In altra sede ci siamo occupati della linea di tendenza espressa dalle mappe in nostro possesso per il periodo di FERRAGOSTO in Italia. Abbiamo più volte accennato che al centro e al meridione la situazione cambierà poco, con il caldo opprimente che detterà ancora legge sui pochi fenomeni previsti. In questa sede possiamo ampiamente confermare il tutto. Sull’Europa centro-settentrionale agirà un flusso occidentale fresco ed instabile che cadenzerà il transito di alcune perturbazioni. Le regioni settentrionali saranno interessate a fasi alterne dalla coda di questi fronti, con un tempo maggiormente variabile, meno caldo e con qualche temporale in più.

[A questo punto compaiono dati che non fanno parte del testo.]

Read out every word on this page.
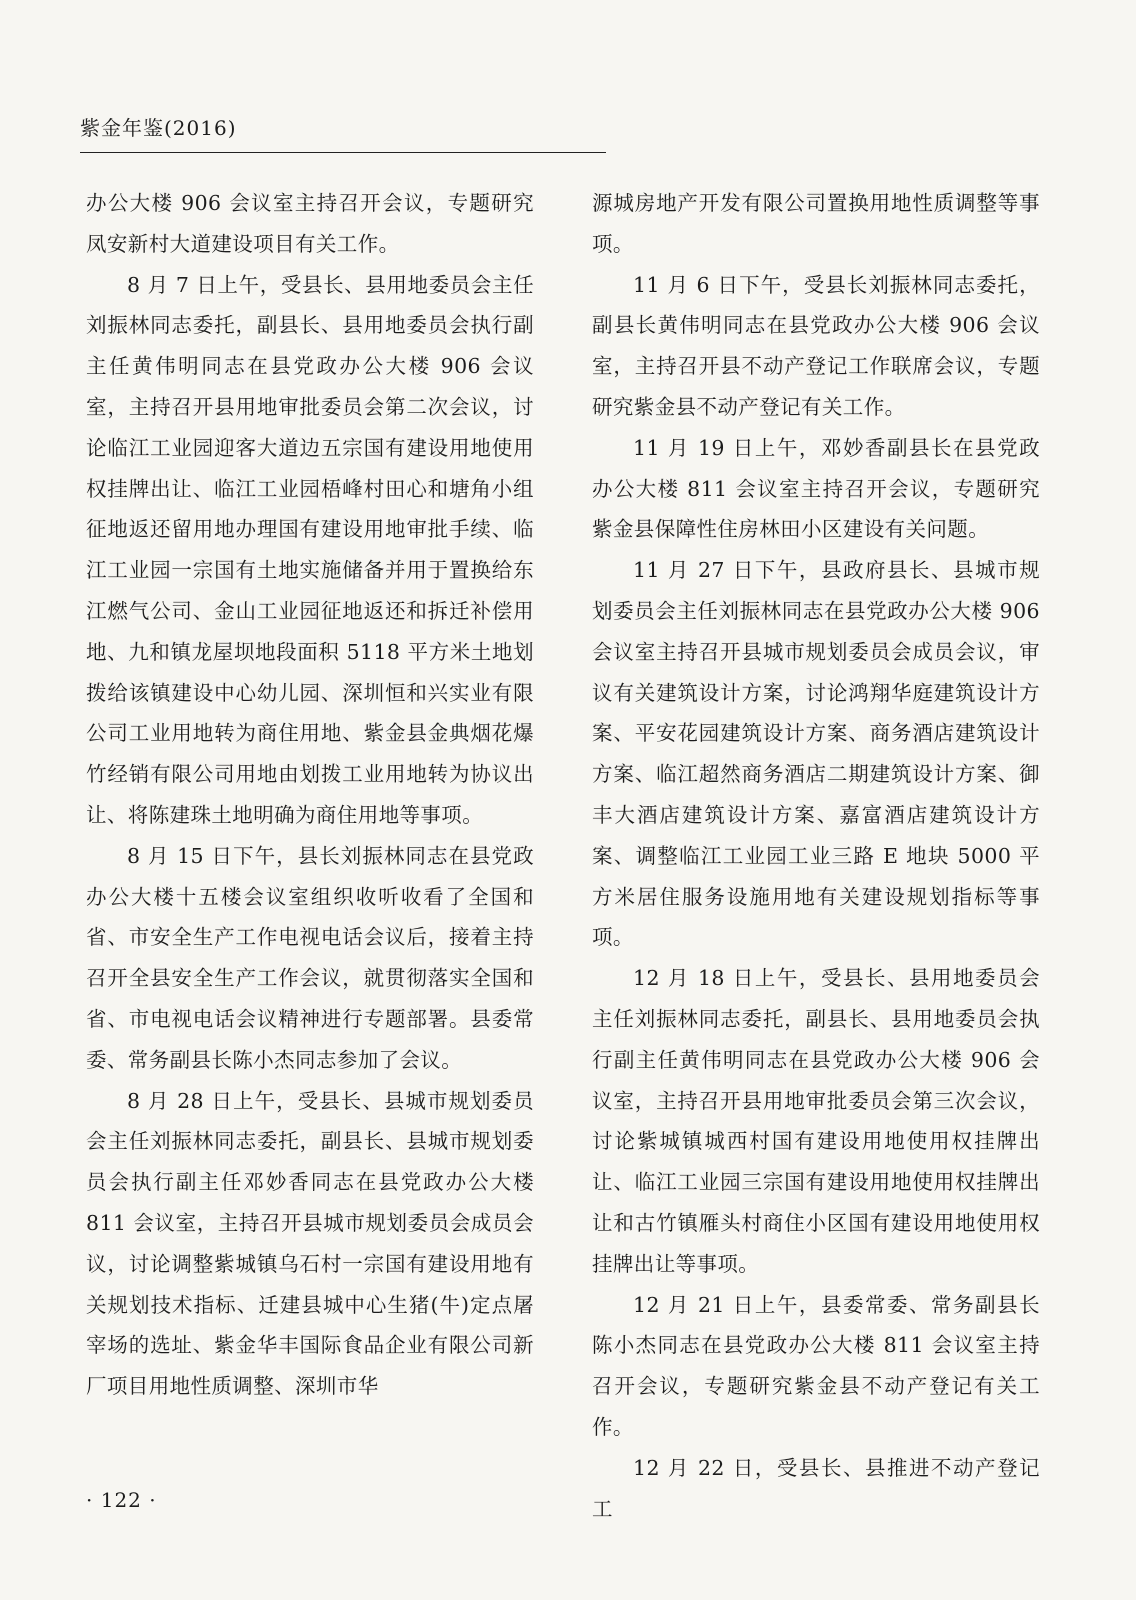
紫金年鉴(2016)

办公大楼 906 会议室主持召开会议，专题研究凤安新村大道建设项目有关工作。

8 月 7 日上午，受县长、县用地委员会主任刘振林同志委托，副县长、县用地委员会执行副主任黄伟明同志在县党政办公大楼 906 会议室，主持召开县用地审批委员会第二次会议，讨论临江工业园迎客大道边五宗国有建设用地使用权挂牌出让、临江工业园梧峰村田心和塘角小组征地返还留用地办理国有建设用地审批手续、临江工业园一宗国有土地实施储备并用于置换给东江燃气公司、金山工业园征地返还和拆迁补偿用地、九和镇龙屋坝地段面积 5118 平方米土地划拨给该镇建设中心幼儿园、深圳恒和兴实业有限公司工业用地转为商住用地、紫金县金典烟花爆竹经销有限公司用地由划拨工业用地转为协议出让、将陈建珠土地明确为商住用地等事项。

8 月 15 日下午，县长刘振林同志在县党政办公大楼十五楼会议室组织收听收看了全国和省、市安全生产工作电视电话会议后，接着主持召开全县安全生产工作会议，就贯彻落实全国和省、市电视电话会议精神进行专题部署。县委常委、常务副县长陈小杰同志参加了会议。

8 月 28 日上午，受县长、县城市规划委员会主任刘振林同志委托，副县长、县城市规划委员会执行副主任邓妙香同志在县党政办公大楼 811 会议室，主持召开县城市规划委员会成员会议，讨论调整紫城镇乌石村一宗国有建设用地有关规划技术指标、迁建县城中心生猪(牛)定点屠宰场的选址、紫金华丰国际食品企业有限公司新厂项目用地性质调整、深圳市华

源城房地产开发有限公司置换用地性质调整等事项。

11 月 6 日下午，受县长刘振林同志委托，副县长黄伟明同志在县党政办公大楼 906 会议室，主持召开县不动产登记工作联席会议，专题研究紫金县不动产登记有关工作。

11 月 19 日上午，邓妙香副县长在县党政办公大楼 811 会议室主持召开会议，专题研究紫金县保障性住房林田小区建设有关问题。

11 月 27 日下午，县政府县长、县城市规划委员会主任刘振林同志在县党政办公大楼 906 会议室主持召开县城市规划委员会成员会议，审议有关建筑设计方案，讨论鸿翔华庭建筑设计方案、平安花园建筑设计方案、商务酒店建筑设计方案、临江超然商务酒店二期建筑设计方案、御丰大酒店建筑设计方案、嘉富酒店建筑设计方案、调整临江工业园工业三路 E 地块 5000 平方米居住服务设施用地有关建设规划指标等事项。

12 月 18 日上午，受县长、县用地委员会主任刘振林同志委托，副县长、县用地委员会执行副主任黄伟明同志在县党政办公大楼 906 会议室，主持召开县用地审批委员会第三次会议，讨论紫城镇城西村国有建设用地使用权挂牌出让、临江工业园三宗国有建设用地使用权挂牌出让和古竹镇雁头村商住小区国有建设用地使用权挂牌出让等事项。

12 月 21 日上午，县委常委、常务副县长陈小杰同志在县党政办公大楼 811 会议室主持召开会议，专题研究紫金县不动产登记有关工作。

12 月 22 日，受县长、县推进不动产登记工

· 122 ·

La prima mappa mostra il quadro delle temperature a 1500 metri attese in Europa nelle ore centrali di Ferragosto:

Ecco le infiltrazioni fresche che arriveranno al settentrione ed accenderanno alcuni temporali in un contesto termico leggermente più gradevole. Sul resto d’Italia ancora caldo intenso e pochi temporali, relegati perlopiù alla dorsale appenninica.
Diamo adesso un’occhiata alla probabilità di temporali in Italia aggiornata ad oggi pomeriggio, sempre per la giornata di Ferragosto, ricordandovi sempre che: in blu probabilità di pioggia bassa (sotto al 25%), in verde medio-bassa (fra 25 e 50%), in giallo medio-alta (fra 50 e 75%) e in rosso alta o molto alta” (oltre il 75%).

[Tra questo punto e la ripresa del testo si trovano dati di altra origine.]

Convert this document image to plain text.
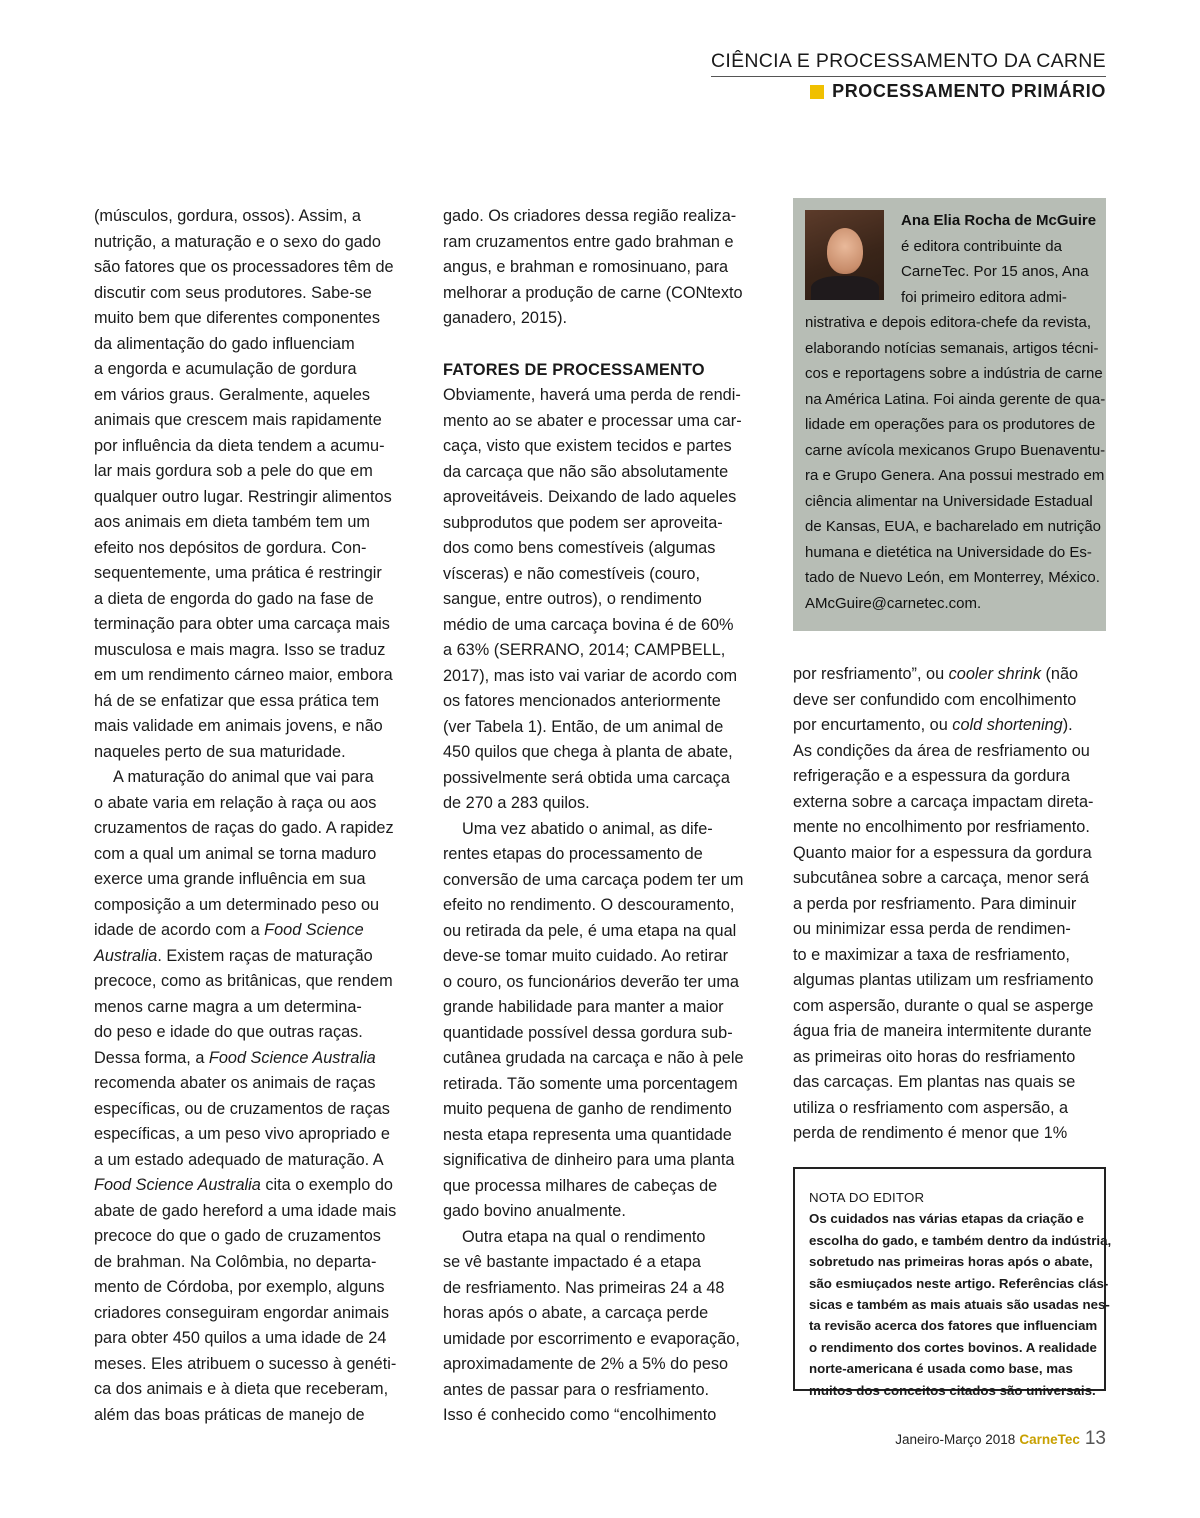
CIÊNCIA E PROCESSAMENTO DA CARNE
PROCESSAMENTO PRIMÁRIO

(músculos, gordura, ossos). Assim, a
nutrição, a maturação e o sexo do gado
são fatores que os processadores têm de
discutir com seus produtores. Sabe-se
muito bem que diferentes componentes
da alimentação do gado influenciam
a engorda e acumulação de gordura
em vários graus. Geralmente, aqueles
animais que crescem mais rapidamente
por influência da dieta tendem a acumu-
lar mais gordura sob a pele do que em
qualquer outro lugar. Restringir alimentos
aos animais em dieta também tem um
efeito nos depósitos de gordura. Con-
sequentemente, uma prática é restringir
a dieta de engorda do gado na fase de
terminação para obter uma carcaça mais
musculosa e mais magra. Isso se traduz
em um rendimento cárneo maior, embora
há de se enfatizar que essa prática tem
mais validade em animais jovens, e não
naqueles perto de sua maturidade.

A maturação do animal que vai para
o abate varia em relação à raça ou aos
cruzamentos de raças do gado. A rapidez
com a qual um animal se torna maduro
exerce uma grande influência em sua
composição a um determinado peso ou
idade de acordo com a Food Science
Australia. Existem raças de maturação
precoce, como as britânicas, que rendem
menos carne magra a um determina-
do peso e idade do que outras raças.
Dessa forma, a Food Science Australia
recomenda abater os animais de raças
específicas, ou de cruzamentos de raças
específicas, a um peso vivo apropriado e
a um estado adequado de maturação. A
Food Science Australia cita o exemplo do
abate de gado hereford a uma idade mais
precoce do que o gado de cruzamentos
de brahman. Na Colômbia, no departa-
mento de Córdoba, por exemplo, alguns
criadores conseguiram engordar animais
para obter 450 quilos a uma idade de 24
meses. Eles atribuem o sucesso à genéti-
ca dos animais e à dieta que receberam,
além das boas práticas de manejo de

gado. Os criadores dessa região realiza-
ram cruzamentos entre gado brahman e
angus, e brahman e romosinuano, para
melhorar a produção de carne (CONtexto
ganadero, 2015).

FATORES DE PROCESSAMENTO

Obviamente, haverá uma perda de rendi-
mento ao se abater e processar uma car-
caça, visto que existem tecidos e partes
da carcaça que não são absolutamente
aproveitáveis. Deixando de lado aqueles
subprodutos que podem ser aproveita-
dos como bens comestíveis (algumas
vísceras) e não comestíveis (couro,
sangue, entre outros), o rendimento
médio de uma carcaça bovina é de 60%
a 63% (SERRANO, 2014; CAMPBELL,
2017), mas isto vai variar de acordo com
os fatores mencionados anteriormente
(ver Tabela 1). Então, de um animal de
450 quilos que chega à planta de abate,
possivelmente será obtida uma carcaça
de 270 a 283 quilos.

Uma vez abatido o animal, as dife-
rentes etapas do processamento de
conversão de uma carcaça podem ter um
efeito no rendimento. O descouramento,
ou retirada da pele, é uma etapa na qual
deve-se tomar muito cuidado. Ao retirar
o couro, os funcionários deverão ter uma
grande habilidade para manter a maior
quantidade possível dessa gordura sub-
cutânea grudada na carcaça e não à pele
retirada. Tão somente uma porcentagem
muito pequena de ganho de rendimento
nesta etapa representa uma quantidade
significativa de dinheiro para uma planta
que processa milhares de cabeças de
gado bovino anualmente.

Outra etapa na qual o rendimento
se vê bastante impactado é a etapa
de resfriamento. Nas primeiras 24 a 48
horas após o abate, a carcaça perde
umidade por escorrimento e evaporação,
aproximadamente de 2% a 5% do peso
antes de passar para o resfriamento.
Isso é conhecido como “encolhimento

Ana Elia Rocha de McGuire
é editora contribuinte da
CarneTec. Por 15 anos, Ana
foi primeiro editora admi-
nistrativa e depois editora-chefe da revista,
elaborando notícias semanais, artigos técni-
cos e reportagens sobre a indústria de carne
na América Latina. Foi ainda gerente de qua-
lidade em operações para os produtores de
carne avícola mexicanos Grupo Buenaventu-
ra e Grupo Genera. Ana possui mestrado em
ciência alimentar na Universidade Estadual
de Kansas, EUA, e bacharelado em nutrição
humana e dietética na Universidade do Es-
tado de Nuevo León, em Monterrey, México.
AMcGuire@carnetec.com.

por resfriamento”, ou cooler shrink (não
deve ser confundido com encolhimento
por encurtamento, ou cold shortening).
As condições da área de resfriamento ou
refrigeração e a espessura da gordura
externa sobre a carcaça impactam direta-
mente no encolhimento por resfriamento.
Quanto maior for a espessura da gordura
subcutânea sobre a carcaça, menor será
a perda por resfriamento. Para diminuir
ou minimizar essa perda de rendimen-
to e maximizar a taxa de resfriamento,
algumas plantas utilizam um resfriamento
com aspersão, durante o qual se asperge
água fria de maneira intermitente durante
as primeiras oito horas do resfriamento
das carcaças. Em plantas nas quais se
utiliza o resfriamento com aspersão, a
perda de rendimento é menor que 1%

NOTA DO EDITOR
Os cuidados nas várias etapas da criação e
escolha do gado, e também dentro da indústria,
sobretudo nas primeiras horas após o abate,
são esmiuçados neste artigo. Referências clás-
sicas e também as mais atuais são usadas nes-
ta revisão acerca dos fatores que influenciam
o rendimento dos cortes bovinos. A realidade
norte-americana é usada como base, mas
muitos dos conceitos citados são universais.
Janeiro-Março 2018 CarneTec 13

Rischio di temporali ELEVATO sul settore alpino centro-orientale e zone di pianura adiacenti. Rischio di temporali MEDIO sul restante settentrione e BASSO nelle aree interne del centro e del meridione, NULLO dove vedete il colore bianco sulla mappa.

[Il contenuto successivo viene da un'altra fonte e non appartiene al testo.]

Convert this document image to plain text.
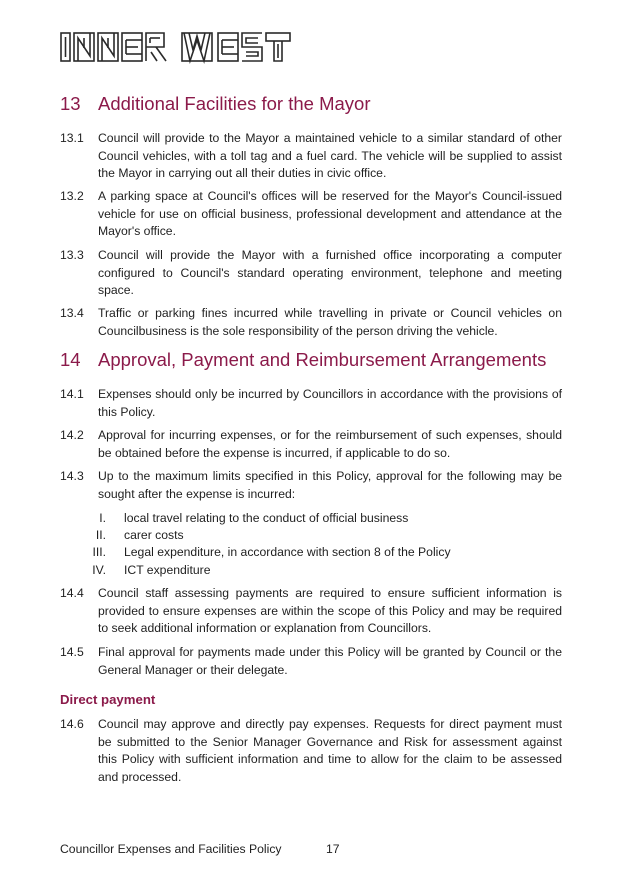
13 Additional Facilities for the Mayor
13.1 Council will provide to the Mayor a maintained vehicle to a similar standard of other Council vehicles, with a toll tag and a fuel card. The vehicle will be supplied to assist the Mayor in carrying out all their duties in civic office.
13.2 A parking space at Council's offices will be reserved for the Mayor's Council-issued vehicle for use on official business, professional development and attendance at the Mayor's office.
13.3 Council will provide the Mayor with a furnished office incorporating a computer configured to Council's standard operating environment, telephone and meeting space.
13.4 Traffic or parking fines incurred while travelling in private or Council vehicles on Councilbusiness is the sole responsibility of the person driving the vehicle.
14 Approval, Payment and Reimbursement Arrangements
14.1 Expenses should only be incurred by Councillors in accordance with the provisions of this Policy.
14.2 Approval for incurring expenses, or for the reimbursement of such expenses, should be obtained before the expense is incurred, if applicable to do so.
14.3 Up to the maximum limits specified in this Policy, approval for the following may be sought after the expense is incurred:
I. local travel relating to the conduct of official business
II. carer costs
III. Legal expenditure, in accordance with section 8 of the Policy
IV. ICT expenditure
14.4 Council staff assessing payments are required to ensure sufficient information is provided to ensure expenses are within the scope of this Policy and may be required to seek additional information or explanation from Councillors.
14.5 Final approval for payments made under this Policy will be granted by Council or the General Manager or their delegate.
Direct payment
14.6 Council may approve and directly pay expenses. Requests for direct payment must be submitted to the Senior Manager Governance and Risk for assessment against this Policy with sufficient information and time to allow for the claim to be assessed and processed.
Councillor Expenses and Facilities Policy	17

Volgiamo lo sguardo ulteriormente a prua ed arriviamo a domenica 18 agosto. Queste sono le temperature a 1500 metri previste in Europa dalla media degli scenari del modello americano.

Aria più fresca dovrebbe rendere il caldo più sopportabile al nord e su gran parte delle regioni centrali, dove aumenterà anche il rischio di temporali specie nelle aree interne; ulteriore calo termico al nord con temporali sempre possibili, mentre al sud e sulle Isole purtroppo ancora nulla da fare con il caldo che seguiterà ad essere intenso.